Кенневикский человек — это скелет, обнаруженный в Штате Вашингтон в 1996 году, датированный по радиоуглероду более чем 9 000 лет. Антропологи были заинтригованы анатомическими указаниями на то, что он мог быть несвязанным с типичными коренными американцами, и поэтому мог представить отдельную раннюю миграцию через то, что теперь является Беринговым проливом, или даже из Исландии. Они готовились провести крайне важные тесты ДНК, когда официальные власти конфисковали скелет, намереваясь передать его представителям местных индийских племен, которые предложили похоронить его и запретить все дальнейшие исследования. Естественно, была широкая оппозиция от научного и археологического сообщества. Даже если кенневикский человек — какой-нибудь американский индеец, очень маловероятно, чтобы он был родственен какому-либо определенному племени, оказавшемуся живущим в той же самой области 9 000 лет спустя.

Коренные американцы имеют внушительное юридическое влияние, и «Древний» был бы передан племенам, если бы не причудливый поворот событий. Народное Собрание Асатру, группа поклонников норвежских богов Тора и Одина, подало независимый судебный иск, что кенневикский человек был на самом деле викингом. Этой скандинавской секте, чьи взгляды Вы можете проследить в «Руническом камне» выпуска лета 1997 года, было фактически разрешено справлять религиозные обряды над этими костями. Это огорчило индейское сообщество Якама, представитель которого боялся, что церемония викингов могла «помешать духу кенневикского человека найти свое тело». Спор между индейцами и скандинавами вполне мог быть улажен с помощью сравнения ДНК, и скандинавы рвались подвергнуться этому тесту. Научное исследование останков, конечно, пролило бы интереснейший свет на вопрос о том, когда люди впервые прибыли в Америку. Но индейских лидеров возмутила сама идея исследовать этот вопрос, потому что они верят, что их предки были в Америке со времен сотворения. Как высказался Арман Менторн, религиозный лидер племени Уматилла: «Из наших устных историй мы знаем, что наш народ был частью этой земли с начала времен. Мы не верим, что наши люди мигрировали сюда с другого континента, как считают ученые.»

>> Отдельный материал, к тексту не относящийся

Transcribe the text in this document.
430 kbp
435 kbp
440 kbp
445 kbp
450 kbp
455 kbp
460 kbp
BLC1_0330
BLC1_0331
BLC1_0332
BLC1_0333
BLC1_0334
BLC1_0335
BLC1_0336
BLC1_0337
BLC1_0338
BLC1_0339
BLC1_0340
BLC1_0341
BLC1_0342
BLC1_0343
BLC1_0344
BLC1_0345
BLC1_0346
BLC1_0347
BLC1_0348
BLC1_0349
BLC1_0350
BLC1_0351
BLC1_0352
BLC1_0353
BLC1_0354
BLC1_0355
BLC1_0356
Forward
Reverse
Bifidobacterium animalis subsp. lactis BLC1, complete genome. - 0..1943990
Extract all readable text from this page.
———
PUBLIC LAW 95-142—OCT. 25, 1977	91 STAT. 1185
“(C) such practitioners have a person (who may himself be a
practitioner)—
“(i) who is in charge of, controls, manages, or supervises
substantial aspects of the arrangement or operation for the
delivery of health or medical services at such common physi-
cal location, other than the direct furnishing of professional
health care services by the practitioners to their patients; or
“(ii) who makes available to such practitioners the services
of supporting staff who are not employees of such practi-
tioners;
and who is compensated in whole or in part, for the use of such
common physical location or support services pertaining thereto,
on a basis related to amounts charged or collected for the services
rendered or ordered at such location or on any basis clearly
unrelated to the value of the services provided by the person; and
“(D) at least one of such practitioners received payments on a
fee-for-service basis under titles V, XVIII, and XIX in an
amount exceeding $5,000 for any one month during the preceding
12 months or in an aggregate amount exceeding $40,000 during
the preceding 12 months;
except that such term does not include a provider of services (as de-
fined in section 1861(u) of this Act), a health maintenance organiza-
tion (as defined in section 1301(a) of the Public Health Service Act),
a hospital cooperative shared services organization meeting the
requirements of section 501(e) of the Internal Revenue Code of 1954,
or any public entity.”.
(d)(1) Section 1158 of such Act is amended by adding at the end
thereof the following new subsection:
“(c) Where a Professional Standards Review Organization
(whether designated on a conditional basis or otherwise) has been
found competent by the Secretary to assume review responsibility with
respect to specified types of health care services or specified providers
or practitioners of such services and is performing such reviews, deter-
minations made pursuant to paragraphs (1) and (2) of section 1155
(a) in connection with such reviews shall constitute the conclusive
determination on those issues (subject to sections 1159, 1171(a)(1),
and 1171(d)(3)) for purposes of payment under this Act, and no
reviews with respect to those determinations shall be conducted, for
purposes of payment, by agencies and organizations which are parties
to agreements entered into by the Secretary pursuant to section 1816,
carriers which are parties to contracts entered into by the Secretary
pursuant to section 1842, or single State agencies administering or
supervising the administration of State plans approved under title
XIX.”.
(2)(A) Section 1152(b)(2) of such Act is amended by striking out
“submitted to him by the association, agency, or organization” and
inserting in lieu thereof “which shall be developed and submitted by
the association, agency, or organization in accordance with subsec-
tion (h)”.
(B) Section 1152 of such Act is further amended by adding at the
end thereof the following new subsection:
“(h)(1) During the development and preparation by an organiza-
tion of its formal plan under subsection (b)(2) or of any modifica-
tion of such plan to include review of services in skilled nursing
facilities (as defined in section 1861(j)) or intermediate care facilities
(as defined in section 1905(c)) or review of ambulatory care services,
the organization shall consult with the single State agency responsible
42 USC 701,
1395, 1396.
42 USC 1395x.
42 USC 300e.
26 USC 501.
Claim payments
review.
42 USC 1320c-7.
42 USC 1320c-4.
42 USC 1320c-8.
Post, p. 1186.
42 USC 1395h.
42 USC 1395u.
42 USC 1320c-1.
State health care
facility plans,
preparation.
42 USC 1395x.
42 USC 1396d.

Возможно, лучшей политикой для археологов было бы объявить себя религией, а ДНК-фингерпринты [1] — своим священным тотемом. Комично, но таков климат в Соединенных Штатах в конце двадцатого столетия, это, возможно, единственный способ который работал бы. Если Вы говорите: «Смотрите, вот потрясающие свидетельства, полученные из радиоуглеродного датирования, из митохондриальной ДНК и из археологических исследований глиняной посуды, что X имеет место», — Вы ничего не достигнете. Но если Вы говорите: «Это фундаментальная и неоспоримая вера моей культуры, что X имеет место», — Вы немедленно завладеете вниманием судьи.

вернуться

1

ДНК-фингерпринт (англ. fingerprints — отпечатки пальцев) — Высокоспецифичный набор фрагментов ДНК, полученных методом ДНК-фингерпринтинга, позволяющий описать генотип индивидуума. Синоним — ДНК-профиль.(прим. верст.)